You can also look a great talk she did at Google: http://www.youtube.com/watch?v=V5BXuZL1HAg

In brief: sleep, exercice, healthy food and meditation will boost your willpower.

Edit: fixed Youtube link.

santu11
Thanks for the links. And the summary as well. :)
ToniVlaic
After reading the post I right away thought about the book "The Willpower Instinct", great book and highly recommended!
Understanding ego depletion and willpower are incredibly important skills for any knowledge worker. A book like http://www.amazon.com/The-Willpower-Instinct-Self-Control-Ma... will help a programmer perform better work than a book on compilers.
bhrgunatha
That book and The Talent Code by Daniel Coyle[1] have both left a tremendous impact on me. I think partly because both eschew the mumbo-jumbo, hand wavy, pseudo-science approach, they're both easy to read for the layman and most importantly include lots of high-level summary and explanation about the research that supports the books.

[1] http://thetalentcode.com/

emini_guy
I agree, that's a good book.
lpolovets
I read the book a few months ago and thought it was excellent. If anyone is interested, I took extensive notes (warning, they kind of spoil reading the book, which I think is very much worth reading): http://leopolovets.com/blog/2011/10/23/book-notes-on-willpow...
taroth
>The best way to reduce stress is to stop screwing up and setting up your life to increase your chances of success. Successful people don’t use willpower as a last-ditch defense, they use it to set up good habits and avoid problem situations.

To idiomize this great point: Willpower is a hammer, not a shield.

lpolovets
That's a very good analogy.
rrmm
good set of notes, thanks.
emini_guy
Useful notes, thanks.
andyjsong
> Zeigarnik effect: uncompleted tasks and unmet goals tend to pop into one’s mind. Once the task is completed and the goal is reached, however, this stream of reminders comes to a stop. For example, if you listen to a song, your mind moves on; if you listen to a song that’s abruptly cut off in the middle, your mind will continue inserting bits and pieces of the song into your stream of thoughts, reminding you that you’re not “done” listening.
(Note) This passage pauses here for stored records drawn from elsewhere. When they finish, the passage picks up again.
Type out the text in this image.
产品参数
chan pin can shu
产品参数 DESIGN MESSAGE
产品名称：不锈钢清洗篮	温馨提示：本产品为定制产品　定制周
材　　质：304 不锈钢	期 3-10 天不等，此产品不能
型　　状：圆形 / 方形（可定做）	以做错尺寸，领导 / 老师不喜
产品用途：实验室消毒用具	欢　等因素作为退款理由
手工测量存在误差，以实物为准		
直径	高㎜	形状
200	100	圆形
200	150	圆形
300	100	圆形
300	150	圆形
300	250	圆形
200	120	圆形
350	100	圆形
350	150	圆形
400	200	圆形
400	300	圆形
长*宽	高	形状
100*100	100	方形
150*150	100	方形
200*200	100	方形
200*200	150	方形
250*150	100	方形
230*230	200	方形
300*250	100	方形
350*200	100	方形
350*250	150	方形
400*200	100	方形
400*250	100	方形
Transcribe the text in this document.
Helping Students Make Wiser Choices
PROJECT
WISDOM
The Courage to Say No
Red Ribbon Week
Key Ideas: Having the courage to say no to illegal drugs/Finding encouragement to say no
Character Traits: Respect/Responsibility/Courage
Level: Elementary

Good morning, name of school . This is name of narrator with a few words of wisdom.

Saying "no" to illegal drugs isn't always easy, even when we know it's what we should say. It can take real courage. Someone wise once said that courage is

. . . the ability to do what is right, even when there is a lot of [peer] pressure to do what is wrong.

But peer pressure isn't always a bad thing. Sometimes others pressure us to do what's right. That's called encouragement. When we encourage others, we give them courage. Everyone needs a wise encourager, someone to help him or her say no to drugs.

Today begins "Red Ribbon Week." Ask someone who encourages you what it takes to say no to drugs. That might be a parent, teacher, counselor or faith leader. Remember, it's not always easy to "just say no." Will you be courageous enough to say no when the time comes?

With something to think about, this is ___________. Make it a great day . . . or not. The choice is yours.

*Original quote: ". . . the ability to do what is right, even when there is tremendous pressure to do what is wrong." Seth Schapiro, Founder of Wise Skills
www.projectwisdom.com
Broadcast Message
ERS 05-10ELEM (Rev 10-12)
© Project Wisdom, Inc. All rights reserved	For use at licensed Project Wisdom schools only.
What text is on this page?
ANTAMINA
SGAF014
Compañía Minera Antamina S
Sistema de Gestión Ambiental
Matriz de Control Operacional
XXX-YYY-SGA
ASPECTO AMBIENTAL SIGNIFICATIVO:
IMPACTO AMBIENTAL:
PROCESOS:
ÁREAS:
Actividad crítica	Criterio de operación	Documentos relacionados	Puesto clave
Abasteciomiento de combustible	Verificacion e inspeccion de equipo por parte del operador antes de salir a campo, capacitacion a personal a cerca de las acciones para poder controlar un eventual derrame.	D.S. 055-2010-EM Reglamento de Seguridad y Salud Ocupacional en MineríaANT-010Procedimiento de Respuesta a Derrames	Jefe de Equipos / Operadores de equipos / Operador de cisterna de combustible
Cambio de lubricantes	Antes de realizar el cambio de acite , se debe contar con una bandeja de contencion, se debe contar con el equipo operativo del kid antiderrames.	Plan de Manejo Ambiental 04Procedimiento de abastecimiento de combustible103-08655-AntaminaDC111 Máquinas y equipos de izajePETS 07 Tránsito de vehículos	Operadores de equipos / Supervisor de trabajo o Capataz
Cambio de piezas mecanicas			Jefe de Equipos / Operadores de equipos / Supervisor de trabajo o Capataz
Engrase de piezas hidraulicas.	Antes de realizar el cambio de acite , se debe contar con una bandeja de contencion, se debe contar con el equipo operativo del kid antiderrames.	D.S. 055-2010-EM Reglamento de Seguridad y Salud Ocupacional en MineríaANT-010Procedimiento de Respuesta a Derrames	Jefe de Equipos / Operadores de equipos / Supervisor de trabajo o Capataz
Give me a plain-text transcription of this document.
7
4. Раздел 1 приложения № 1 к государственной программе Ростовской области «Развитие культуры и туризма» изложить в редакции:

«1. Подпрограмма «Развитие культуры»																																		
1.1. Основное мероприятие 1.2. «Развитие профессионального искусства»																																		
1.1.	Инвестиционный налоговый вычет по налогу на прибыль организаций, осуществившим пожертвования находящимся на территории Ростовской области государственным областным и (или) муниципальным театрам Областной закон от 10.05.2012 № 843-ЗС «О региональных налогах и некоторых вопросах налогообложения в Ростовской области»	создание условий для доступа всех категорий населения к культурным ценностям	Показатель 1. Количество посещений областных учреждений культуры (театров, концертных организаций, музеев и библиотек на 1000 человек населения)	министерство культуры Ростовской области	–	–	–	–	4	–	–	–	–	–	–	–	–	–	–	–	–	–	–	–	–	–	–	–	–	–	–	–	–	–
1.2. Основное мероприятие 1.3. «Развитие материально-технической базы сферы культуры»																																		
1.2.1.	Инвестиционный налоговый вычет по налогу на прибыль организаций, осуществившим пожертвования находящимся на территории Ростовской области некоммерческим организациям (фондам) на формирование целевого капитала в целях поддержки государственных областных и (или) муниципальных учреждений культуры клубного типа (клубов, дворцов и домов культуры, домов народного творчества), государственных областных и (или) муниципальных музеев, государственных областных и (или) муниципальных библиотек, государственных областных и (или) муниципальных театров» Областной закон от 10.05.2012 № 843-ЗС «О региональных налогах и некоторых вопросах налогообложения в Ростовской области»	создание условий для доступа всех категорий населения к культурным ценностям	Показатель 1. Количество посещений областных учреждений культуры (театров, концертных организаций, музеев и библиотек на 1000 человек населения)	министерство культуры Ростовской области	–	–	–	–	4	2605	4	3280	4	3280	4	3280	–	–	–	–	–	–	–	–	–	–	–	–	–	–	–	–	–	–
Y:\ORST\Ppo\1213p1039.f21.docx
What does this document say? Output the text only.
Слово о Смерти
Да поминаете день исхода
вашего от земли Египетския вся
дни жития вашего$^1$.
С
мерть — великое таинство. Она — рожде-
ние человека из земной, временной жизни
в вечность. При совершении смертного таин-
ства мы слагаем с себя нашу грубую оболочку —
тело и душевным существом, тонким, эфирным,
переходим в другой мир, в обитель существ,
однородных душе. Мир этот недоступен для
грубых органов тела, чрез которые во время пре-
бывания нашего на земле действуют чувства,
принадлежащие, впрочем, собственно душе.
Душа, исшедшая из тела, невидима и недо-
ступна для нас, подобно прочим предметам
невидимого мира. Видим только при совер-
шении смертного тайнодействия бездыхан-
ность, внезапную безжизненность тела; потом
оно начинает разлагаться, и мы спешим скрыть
Interesting, I wonder if this is the same as when you have a song stuck (looping) in your head. I've been told that listening to the whole song will make it unstuck.

emini_guy
Did not know that it was named after someone. A very familiar effect that most have probably encountered in one way or another.
StavrosK
My observations confirm both of these assertions. Leaving a song (I was semi-actively listening to) unfinished will make it stuck in my head, finishing it will remove it.